For my bachelor thesis I have to translate from a summary of a text into a title. I hope someone can help me.


Solution

  • BERT is not a machine translation model, BERT is designed to provide a contextual sentence representation that should be useful for various NLP tasks. Although there exist ways how BERT can be incorporated into machine translation (https://openreview.net/forum?id=Hyl7ygStwB), it is not an easy problem and there are doubts if it really pays off.

    From your question, it seems that you are not really machine translation, but automatic summarization. Similarly to machine translation, it can be approached using sequence-to-sequence models, but we do not call it translation in NLP. For sequence-to-sequence modeling, there are different pre-trained models, such as BART or MASS. These should be much more useful than BERT.

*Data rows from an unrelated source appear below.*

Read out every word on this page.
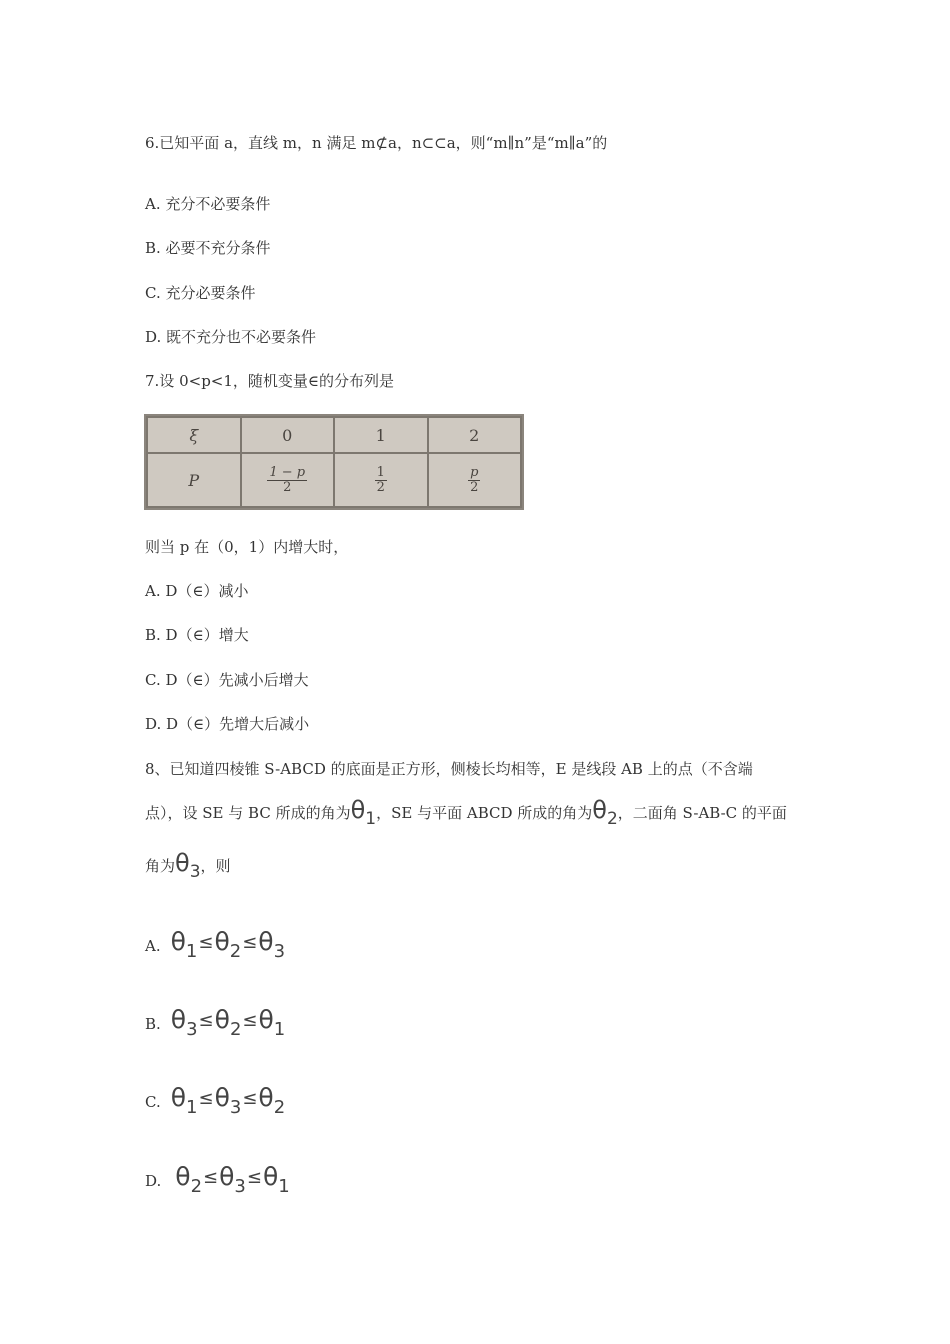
6.已知平面 a，直线 m，n 满足 m⊄a，n⊂⊂a，则“m∥n”是“m∥a”的
A. 充分不必要条件
B. 必要不充分条件
C. 充分必要条件
D. 既不充分也不必要条件
7.设 0<p<1，随机变量∈的分布列是
ξ	0	1	2
P	$\frac{1 - p}{2}$	$\frac{1}{2}$	$\frac{p}{2}$
则当 p 在（0，1）内增大时，
A. D（∈）减小
B. D（∈）增大
C. D（∈）先减小后增大
D. D（∈）先增大后减小
8、已知道四棱锥 S-ABCD 的底面是正方形，侧棱长均相等，E 是线段 AB 上的点（不含端
点），设 SE 与 BC 所成的角为$\theta_1$，SE 与平面 ABCD 所成的角为$\theta_2$，二面角 S-AB-C 的平面
角为$\theta_3$，则
A. $\theta_1\le\theta_2\le\theta_3$
B. $\theta_3\le\theta_2\le\theta_1$
C. $\theta_1\le\theta_3\le\theta_2$
D. $\theta_2\le\theta_3\le\theta_1$
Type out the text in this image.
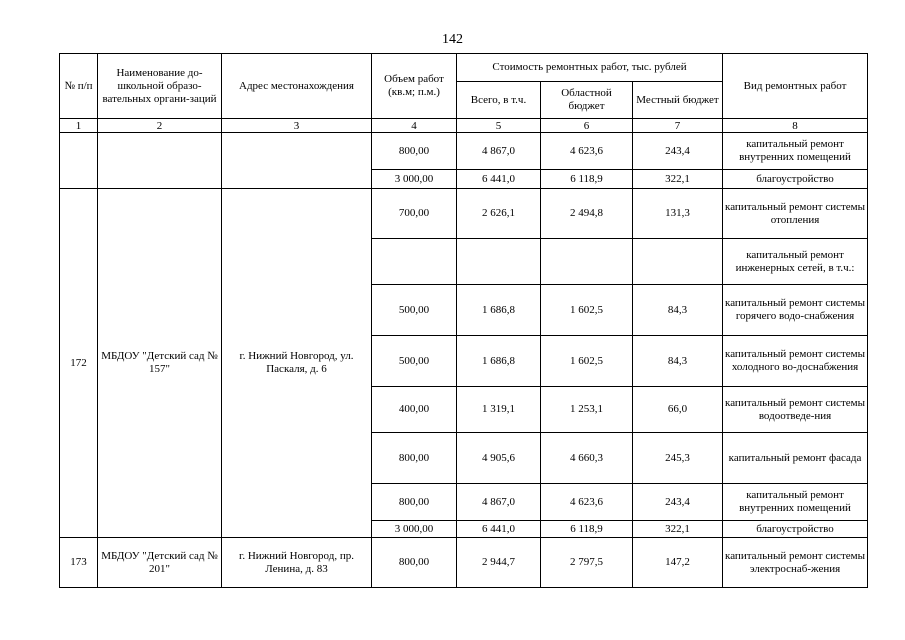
142
№ п/п	Наименование до-школьной образо-вательных органи-заций	Адрес местонахождения	Объем работ (кв.м; п.м.)	Стоимость ремонтных работ, тыс. рублей			Вид ремонтных работ
				Всего, в т.ч.	Областной бюджет	Местный бюджет	
1	2	3	4	5	6	7	8
			800,00	4 867,0	4 623,6	243,4	капитальный ремонт внутренних помещений
			3 000,00	6 441,0	6 118,9	322,1	благоустройство
172	МБДОУ "Детский сад № 157"	г. Нижний Новгород, ул. Паскаля, д. 6	700,00	2 626,1	2 494,8	131,3	капитальный ремонт системы отопления
							капитальный ремонт инженерных сетей, в т.ч.:
			500,00	1 686,8	1 602,5	84,3	капитальный ремонт системы горячего водо-снабжения
			500,00	1 686,8	1 602,5	84,3	капитальный ремонт системы холодного во-доснабжения
			400,00	1 319,1	1 253,1	66,0	капитальный ремонт системы водоотведе-ния
			800,00	4 905,6	4 660,3	245,3	капитальный ремонт фасада
			800,00	4 867,0	4 623,6	243,4	капитальный ремонт внутренних помещений
			3 000,00	6 441,0	6 118,9	322,1	благоустройство
173	МБДОУ "Детский сад № 201"	г. Нижний Новгород, пр. Ленина, д. 83	800,00	2 944,7	2 797,5	147,2	капитальный ремонт системы электроснаб-жения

    Update in September 2022: There are multilingual BERT-like models, the most famous are multilingual BERT and XLM-RoBERTa. When fine-tuned carefully, they can be used as a universal encoder for machine translation and enable so-called zero-shot machine translation. The model is trained to translate from several source languages into English, but in the end, it can translate from all languages covered by the multilingual BERT-like models. The method is called SixT.